Ł: How do you involve the client in creating the product?
A: We have contact with the customer all the time. Every day, through meetings or a conversation on Slack. Now and then, we organize “Design Sessions,” where the client talks about business needs. Then together, we try to find solutions that will be useful. We check the context of the product’s operation and why a given function is desired. We ask questions to help understand the context. Then we work out how the product is supposed to work.
Ł: Does the client come with a ready list of functionalities, and you are wondering how to implement them in the best possible way? Or does the client not have a complete list, and you are working with end-users to develop functionalities?
A: It depends. For example, in the current project, before the product was released into the world, we had to make assumptions, there was no time to research the market, and there was no contact with end-users. Later, we completely removed some inferences from the product. It turned out that the reality is entirely different.
When a product begins to live its own life and serve users, new business needs arise that we could not have foreseen and which need to be addressed quickly.
Ł: What do you think is the most crucial element of your work?
A: For me, the essential thing in the work of a Product Designer is good communication with the client, cooperation with the technical team, and feedback from end-users. Thanks to this, from the UX perspective, we provide valuable products that do the job they were supposed to do (JTBD) and do it well.
I’ve also noticed that when technical people are involved in the design process and given the possibility to influence how a product feature is supposed to work are later more involved in developing the application code. I know that they feel like co-authors of this solution.
Ł: So you are saying that the entire team’s early involvement influences the motivation?
A: Yes, but I think in Pragmatic Coders, it’s not only early engagement that helps make a product successful. In our company, programmers have their motivation and passion for software development.
Ł: Suppose you come across a person with whom you disagree entirely about a given feature of the product. How do you solve this situation?

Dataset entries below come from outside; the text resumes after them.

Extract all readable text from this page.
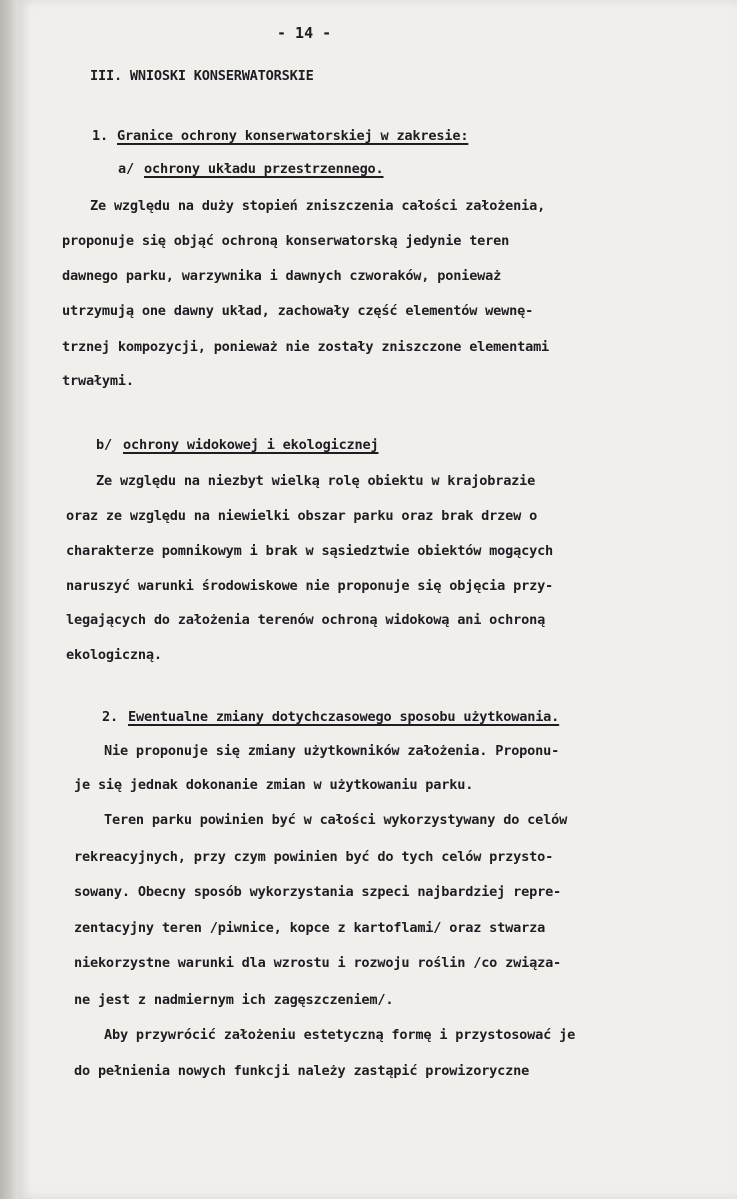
- 14 -
III. WNIOSKI KONSERWATORSKIE
1. Granice ochrony konserwatorskiej w zakresie:
a/ ochrony układu przestrzennego.
Ze względu na duży stopień zniszczenia całości założenia,
proponuje się objąć ochroną konserwatorską jedynie teren
dawnego parku, warzywnika i dawnych czworaków, ponieważ
utrzymują one dawny układ, zachowały część elementów wewnę-
trznej kompozycji, ponieważ nie zostały zniszczone elementami
trwałymi.
b/ ochrony widokowej i ekologicznej
Ze względu na niezbyt wielką rolę obiektu w krajobrazie
oraz ze względu na niewielki obszar parku oraz brak drzew o
charakterze pomnikowym i brak w sąsiedztwie obiektów mogących
naruszyć warunki środowiskowe nie proponuje się objęcia przy-
legających do założenia terenów ochroną widokową ani ochroną
ekologiczną.
2. Ewentualne zmiany dotychczasowego sposobu użytkowania.
Nie proponuje się zmiany użytkowników założenia. Proponu-
je się jednak dokonanie zmian w użytkowaniu parku.
Teren parku powinien być w całości wykorzystywany do celów
rekreacyjnych, przy czym powinien być do tych celów przysto-
sowany. Obecny sposób wykorzystania szpeci najbardziej repre-
zentacyjny teren /piwnice, kopce z kartoflami/ oraz stwarza
niekorzystne warunki dla wzrostu i rozwoju roślin /co związa-
ne jest z nadmiernym ich zagęszczeniem/.
Aby przywrócić założeniu estetyczną formę i przystosować je
do pełnienia nowych funkcji należy zastąpić prowizoryczne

A: Few people like to do things with which they disagree. The work is then more difficult than on the solutions that have been agreed upon with the person. In such situations, there is a discussion of arguments. Sometimes there is a stalemate, and you have to involve another person to get to know their point of view.
It is hard to get rid of such strictly human beliefs as “I think it’s better this way.” It is worth recalling that the product is not for the team member but the end-user. I try to use strictly substantive arguments. Sometimes it is me who is wrong 🙂.
It is essential to assume that iteration is necessary to achieve success at the very beginning of your work. In the current project, I had three approaches to one product function, but we are convinced that we have worked out the best possible solution.
Ł: How do you know when a product or part of it is good?
A: In the case of a working product, the functionality must work well from the UX and back-end perspective. Sometimes it’s impossible to separate the two. Because if a feature does not work in terms of technology, then it is difficult for me to assess whether a given solution is right in terms of UX. It is crucial to check whether the given function of the product is being used. I often use the https://lookback.io/ tool.
Also, we get feedback from the customer about the product and how users use a given function or what they experience troublesome.
Ł: Recently, what new thing have you learned that helped you in your Product Designer work?
A: After joining Pragmatic Coders, I learned how to “trim” a product scope and reduce design time. It seems that this can be troublesome for the designer because you often seek the comfort of time while working on one product.
At Pragmatic Coders, I have learned that focusing on the most critical things in situations where time matters because we want to launch the product on the market as soon as possible results in looking for the most accurate solutions and focusing only on them. This is really cool.
Recently, we have been doing Proof of Concept (POC) for a client. We gave up a few product features that would not be included in the POC because they did not add value at this stage. There was a fascinating discussion. This kind of education does not come from school.
Ł: What design tool has surprised you positively recently?
A: I recently refreshed the capabilities of the https://www.protopie.io/ tool because a lot more features have come in since I was using it. The tool allows you to create a clickable prototype that looks like the target product.
Ł: Where do you get the knowledge about new trends in product design?
A: I really appreciate UX Collective, and I read https://uxdesign.cc/. They describe various exciting design issues and problems in their articles very well. For example, I recently read an article on how to start being a designer. I wanted to send this article to a friend at the Academy of Fine Arts for him to show students who are getting started with designing applications. Their vision of how it should be done later clashes with reality quite strongly.
I get much knowledge from the N / N group https://www.nngroup.com/. I appreciate https://cadence.cc/. I highly recommend the book “Start With Why” by Simon Sinek. I believe everyone should read it. When I say everyone, I mean a designer, technologist, or product originator.
Ł: Thank you, Ania, for the meeting.
A: Thank you too, 🙂. This was probably my first interview in my life.